Sales tax on services used to be controlled by the FBR and the actual yields were quite low. Since the province has taken over this function, there has been a tremendous jump in the amounts collected. This example should convince the decision makers that the closer the authority is to the payer, the larger the yield (tax revenue) will be.
Therefore, urban areas would be in a position to mobilize additional revenues which are evaded at present and not at the cost of rural areas as the beneficiaries would be able to see for themselves the impact their taxes would be making in their communities and districts. The success of this strategy depends upon the following critical question: how quickly and responsibly the two major ethnic communities can come to realize that, given their interdependence and strong linkages between the rural and urban economies of Sindh, a more symbiotic relationship between them would help in maximizing economic potential of the province and thus derive benefits for the constituent of both the groups? Their leaders have to forego narrow parochial considerations and take bold initiatives to work together in removing the political fragmentation, social polarization, and economic distance that have resulted in underperformance. A common bright future is ahead for the province only if they can get their act together.
Given these stark disparities, a sensible policy initiative was to empower the local governments to address the specific challenges faced by each of the districts. The devolution of powers and decentralization of the resources from the federal to the provincial governments should have been taken to its culmination point, i.e. the local governments. What has happened after 2008 is completely opposite.
The new law enacted has enabled the provincial government to resume and centralize the power and functions previously allocated to local government system under the 2001 law.
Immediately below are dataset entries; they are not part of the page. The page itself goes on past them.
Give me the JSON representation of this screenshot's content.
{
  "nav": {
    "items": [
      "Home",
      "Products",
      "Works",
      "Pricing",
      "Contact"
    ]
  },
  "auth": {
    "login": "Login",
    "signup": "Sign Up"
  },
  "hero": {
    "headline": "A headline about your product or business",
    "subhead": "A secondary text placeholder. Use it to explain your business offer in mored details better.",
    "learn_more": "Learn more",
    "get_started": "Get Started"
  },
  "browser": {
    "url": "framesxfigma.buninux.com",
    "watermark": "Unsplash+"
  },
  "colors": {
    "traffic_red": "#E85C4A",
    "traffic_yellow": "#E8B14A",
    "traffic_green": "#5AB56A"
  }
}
The concentration of powers and financial resources has weakened the system of delivery of public services to the citizens especially in the backward districts which require more attention.
The six pillars of the proposed growth strategy for Sindh should consist of:
- Improving the governance and institutional capacity of the provincial and district governments by enhancing accountability, transparency, and rule of law.
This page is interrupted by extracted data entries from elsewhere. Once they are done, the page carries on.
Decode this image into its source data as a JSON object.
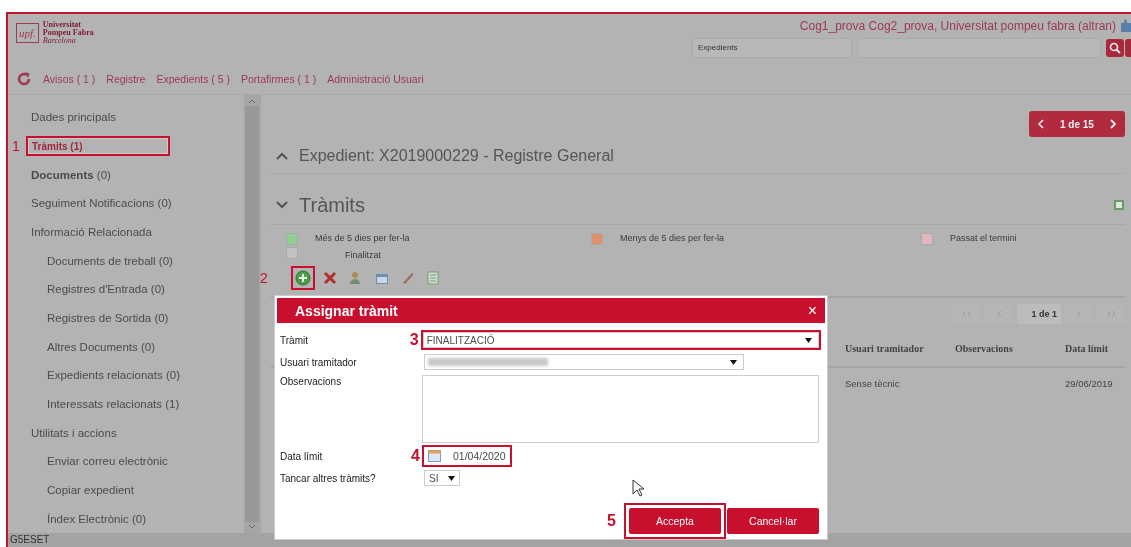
{
  "header": {
    "logo_mark": "upf.",
    "logo_lines": [
      "Universitat",
      "Pompeu Fabra",
      "Barcelona"
    ],
    "user": "Cog1_prova Cog2_prova, Universitat pompeu fabra (altran)",
    "search_scope": "Expedients"
  },
  "nav": [
    "Avisos ( 1 )",
    "Registre",
    "Expedients ( 5 )",
    "Portafirmes ( 1 )",
    "Administració Usuari"
  ],
  "sidebar": {
    "items": [
      {
        "label": "Dades principals",
        "selected": false
      },
      {
        "label": "Tràmits (1)",
        "selected": true,
        "callout": "1"
      },
      {
        "label": "**Documents** (0)",
        "selected": false
      },
      {
        "label": "Seguiment Notificacions (0)",
        "selected": false
      },
      {
        "label": "Informació Relacionada",
        "selected": false,
        "children": [
          {
            "label": "Documents de treball (0)",
            "selected": false
          },
          {
            "label": "Registres d'Entrada (0)",
            "selected": false
          },
          {
            "label": "Registres de Sortida (0)",
            "selected": false
          },
          {
            "label": "Altres Documents (0)",
            "selected": false
          },
          {
            "label": "Expedients relacionats (0)",
            "selected": false
          },
          {
            "label": "Interessats relacionats (1)",
            "selected": false
          }
        ]
      },
      {
        "label": "Utilitats i accions",
        "selected": false,
        "children": [
          {
            "label": "Enviar correu electrònic",
            "selected": false
          },
          {
            "label": "Copiar expedient",
            "selected": false
          },
          {
            "label": "Índex Electrònic (0)",
            "selected": false
          }
        ]
      }
    ]
  },
  "pager": "1 de 15",
  "expedient": {
    "title": "Expedient: X2019000229 - Registre General",
    "expanded": false
  },
  "tramits": {
    "title": "Tràmits",
    "expanded": true,
    "legend": [
      {
        "label": "Més de 5 dies per fer-la",
        "color": "#8fd08f"
      },
      {
        "label": "Menys de 5 dies per fer-la",
        "color": "#e0906a"
      },
      {
        "label": "Passat el termini",
        "color": "#e2b6bd"
      },
      {
        "label": "Finalitzat",
        "color": "#c2c2c2"
      }
    ],
    "toolbar_callout": "2",
    "table": {
      "pager": "1 de 1",
      "columns": [
        "Usuari tramitador",
        "Observacions",
        "Data límit"
      ],
      "rows": [
        {
          "usuari": "Sense tècnic",
          "data_limit": "29/06/2019"
        }
      ]
    }
  },
  "dialog": {
    "title": "Assignar tràmit",
    "close": "×",
    "fields": [
      {
        "kind": "select",
        "label": "Tràmit",
        "value": "FINALITZACIÓ",
        "callout": "3"
      },
      {
        "kind": "select",
        "label": "Usuari tramitador",
        "redacted": true
      },
      {
        "kind": "textarea",
        "label": "Observacions"
      },
      {
        "kind": "date",
        "label": "Data límit",
        "value": "01/04/2020",
        "callout": "4"
      },
      {
        "kind": "small-select",
        "label": "Tancar altres tràmits?",
        "value": "SI"
      }
    ],
    "buttons": [
      {
        "label": "Accepta",
        "callout": "5"
      },
      {
        "label": "Cancel·lar"
      }
    ]
  },
  "status_bar": "G5ESET"
}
- Introducing citizens’ feedback system and a robust freedom of information law.
- Making the urban economy more competitive and efficient by removing distortions in land, labor and goods markets and removing infrastructural bottlenecks.
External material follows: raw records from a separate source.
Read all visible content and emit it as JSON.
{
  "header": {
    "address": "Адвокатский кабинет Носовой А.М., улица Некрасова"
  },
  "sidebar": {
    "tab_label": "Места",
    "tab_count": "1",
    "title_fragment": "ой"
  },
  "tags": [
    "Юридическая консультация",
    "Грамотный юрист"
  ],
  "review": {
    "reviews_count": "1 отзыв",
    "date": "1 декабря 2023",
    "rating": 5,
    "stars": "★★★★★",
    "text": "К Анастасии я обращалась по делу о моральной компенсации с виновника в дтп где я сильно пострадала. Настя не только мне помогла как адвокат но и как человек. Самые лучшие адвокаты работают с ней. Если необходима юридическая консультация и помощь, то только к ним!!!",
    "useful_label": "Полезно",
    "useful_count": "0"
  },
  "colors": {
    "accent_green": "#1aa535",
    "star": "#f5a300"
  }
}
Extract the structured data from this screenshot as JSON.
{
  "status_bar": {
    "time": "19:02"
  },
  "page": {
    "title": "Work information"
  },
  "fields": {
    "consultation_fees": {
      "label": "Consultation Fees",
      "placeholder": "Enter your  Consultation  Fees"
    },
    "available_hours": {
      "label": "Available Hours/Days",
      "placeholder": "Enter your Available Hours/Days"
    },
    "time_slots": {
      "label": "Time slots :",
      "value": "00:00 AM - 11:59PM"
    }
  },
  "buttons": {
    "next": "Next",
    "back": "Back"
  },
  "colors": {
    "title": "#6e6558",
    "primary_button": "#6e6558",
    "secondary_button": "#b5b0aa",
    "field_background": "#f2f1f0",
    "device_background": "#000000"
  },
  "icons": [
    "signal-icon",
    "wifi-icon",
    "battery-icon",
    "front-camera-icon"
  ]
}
- Raising the productivity of water, livestock, and agricultural land through water course lining, precision land levelling, new varieties of seeds, improved crop and animal husbandry practices, promotion of fisheries and marine products, and value-added horticulture, vegetables, and oil seeds.
- Mobilizing province’s own revenues by reforming urban property tax, agriculture income tax, local cesses, and user charges on irrigation water.
- Improving access of the poor, particularly the rural female population and those living in the backward districts, to basic services, such as education and health by giving scholarships, free lunches, and conditional cash grants for female students, subsidies, free medicines etc.